If you prefer to travel by sea, there are two ferry companies located in Belize City that offer daily service to Ambergris Caye; the San Pedro Belize Express and Ocean Ferry Belize. This is a longer journey, taking up to 90 minutes. The boats are large and covered and often operate at or just below passenger capacity.
To get to the water taxi terminal, you will need to hire a taxi at the PGIA to the water taxi dock. Taxi’s will be waiting right outside of the airport, are part of the Airport Taxi Union and have standard rates. They are licensed to carry up to five passengers and their luggage, the ride is about 25 minutes. Both water taxis are within a couple of blocks of each other and offer regular daily runs to and from Ambergris Caye. The Ocean Ferry docks in San Pedro at the Caribena Pier by Cholos Bar. The San Pedro Belize Express docks at the municipal pier in San Pedro Town.
ISLAND TRANSPORTATION METHODS
Everyone knows the expression “they’re on island time.” What about “traveling island style?” The transportation methods common on Ambergris Caye may be different than what you enjoy in your work-a-day life. The island itself is just 25 miles in length and less than 10 years ago, had no paved road north of town. With the creation of the bridge at the edge of town and the paving of the road north to Mile 3 at Coco Beach Resort and Belizean Shores Resort, more options have become available.
Many visitors and residents of the island choose golf carts as their preferred way to zip around the island. There are many vendors that offer rental services hourly, daily or weekly. All Sandy Point Resorts offer onsite rentals as well for the convenience of our guests. Remember to always have your driver’s license on you while driving a golf cart and that open containers are prohibited on golf carts, just as in a regular vehicle. At the bridge north of town, there is a toll which must be paid both ways for all motor vehicles, golf carts included. The main road north is not paved after Mile 3, and there are sections that are bumpy or have seasonal puddles after heavy rains. The road is unlit at night.

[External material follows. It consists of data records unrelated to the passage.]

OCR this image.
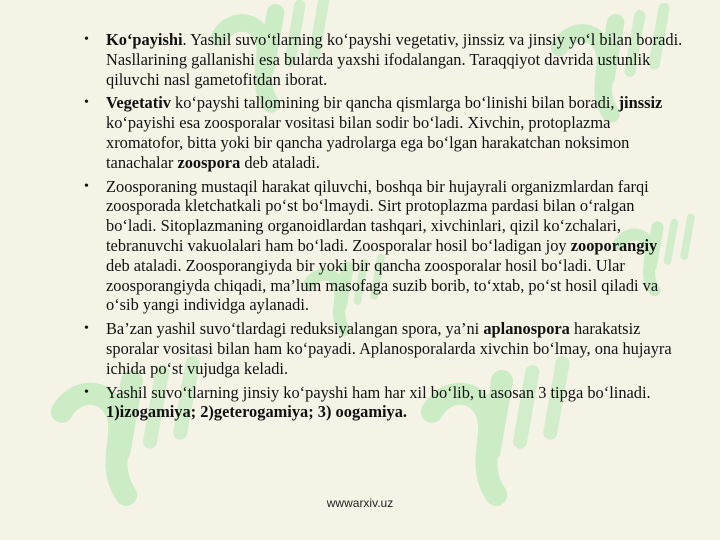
• Ko‘payishi. Yashil suvo‘tlarning ko‘payshi vegetativ, jinssiz va jinsiy yo‘l bilan boradi. Nasllarining gallanishi esa bularda yaxshi ifodalangan. Taraqqiyot davrida ustunlik qiluvchi nasl gametofitdan iborat.
• Vegetativ ko‘payshi tallomining bir qancha qismlarga bo‘linishi bilan boradi, jinssiz ko‘payishi esa zoosporalar vositasi bilan sodir bo‘ladi. Xivchin, protoplazma xromatofor, bitta yoki bir qancha yadrolarga ega bo‘lgan harakatchan noksimon tanachalar zoospora deb ataladi.
• Zoosporaning mustaqil harakat qiluvchi, boshqa bir hujayrali organizmlardan farqi zoosporada kletchatkali po‘st bo‘lmaydi. Sirt protoplazma pardasi bilan o‘ralgan bo‘ladi. Sitoplazmaning organoidlardan tashqari, xivchinlari, qizil ko‘zchalari, tebranuvchi vakuolalari ham bo‘ladi. Zoosporalar hosil bo‘ladigan joy zooporangiy deb ataladi. Zoosporangiyda bir yoki bir qancha zoosporalar hosil bo‘ladi. Ular zoosporangiyda chiqadi, ma’lum masofaga suzib borib, to‘xtab, po‘st hosil qiladi va o‘sib yangi individga aylanadi.
• Ba’zan yashil suvo‘tlardagi reduksiyalangan spora, ya’ni aplanospora harakatsiz sporalar vositasi bilan ham ko‘payadi. Aplanosporalarda xivchin bo‘lmay, ona hujayra ichida po‘st vujudga keladi.
• Yashil suvo‘tlarning jinsiy ko‘payshi ham har xil bo‘lib, u asosan 3 tipga bo‘linadi. 1)izogamiya; 2)geterogamiya; 3) oogamiya.
wwwarxiv.uz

For shorter trips within town taxis do exist and are part of a taxi union which regulates rates and policies. As fuel and upkeep costs are higher on our island where everything must be brought over from the mainland, taxi’s are not the most economical to use for travel north. There are also rigorous permit laws through the Department of Transportation that limit the amount of vehicles on the island and their usage. While some properties north of town do operate vans for the transportation of their staff, they are unlicensed to carry outside passengers, ruling them out as a valid transportation option for visitors.

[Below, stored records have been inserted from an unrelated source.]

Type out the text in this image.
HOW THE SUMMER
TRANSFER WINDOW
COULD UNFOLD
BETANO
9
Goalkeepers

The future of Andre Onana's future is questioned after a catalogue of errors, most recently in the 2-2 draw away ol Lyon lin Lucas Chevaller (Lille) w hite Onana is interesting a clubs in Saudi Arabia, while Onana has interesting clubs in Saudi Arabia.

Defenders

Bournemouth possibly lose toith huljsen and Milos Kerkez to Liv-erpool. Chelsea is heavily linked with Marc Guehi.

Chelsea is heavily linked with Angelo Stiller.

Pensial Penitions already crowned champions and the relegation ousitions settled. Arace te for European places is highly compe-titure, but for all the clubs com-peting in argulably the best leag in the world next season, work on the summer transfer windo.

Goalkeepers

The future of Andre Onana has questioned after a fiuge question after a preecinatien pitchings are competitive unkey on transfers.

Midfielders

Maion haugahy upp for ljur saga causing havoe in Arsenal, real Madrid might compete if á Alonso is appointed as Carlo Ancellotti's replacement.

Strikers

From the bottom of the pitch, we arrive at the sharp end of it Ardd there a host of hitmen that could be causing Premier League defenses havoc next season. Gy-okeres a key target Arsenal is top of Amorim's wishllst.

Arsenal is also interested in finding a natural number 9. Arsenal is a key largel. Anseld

Bicycles are a great way to see the island and move your body at the same time. Beach cruisers are widely available as a complimentary amenity or for a small daily fee at most resorts. The island is flat and biking along the road is easy going. And don’t forget about your feet! There is a myth that if you choose to stay “north of the bridge,” as they say, that you will be stuck at your resort or that there is nothing much else to do. This couldn’t be farther from the truth. There are many restaurants, businesses and tour providers sprinkled throughout the northern section of the island, where you do not need to deal with the congested streets of San Pedro Town and can enjoy quiet moments on the beach.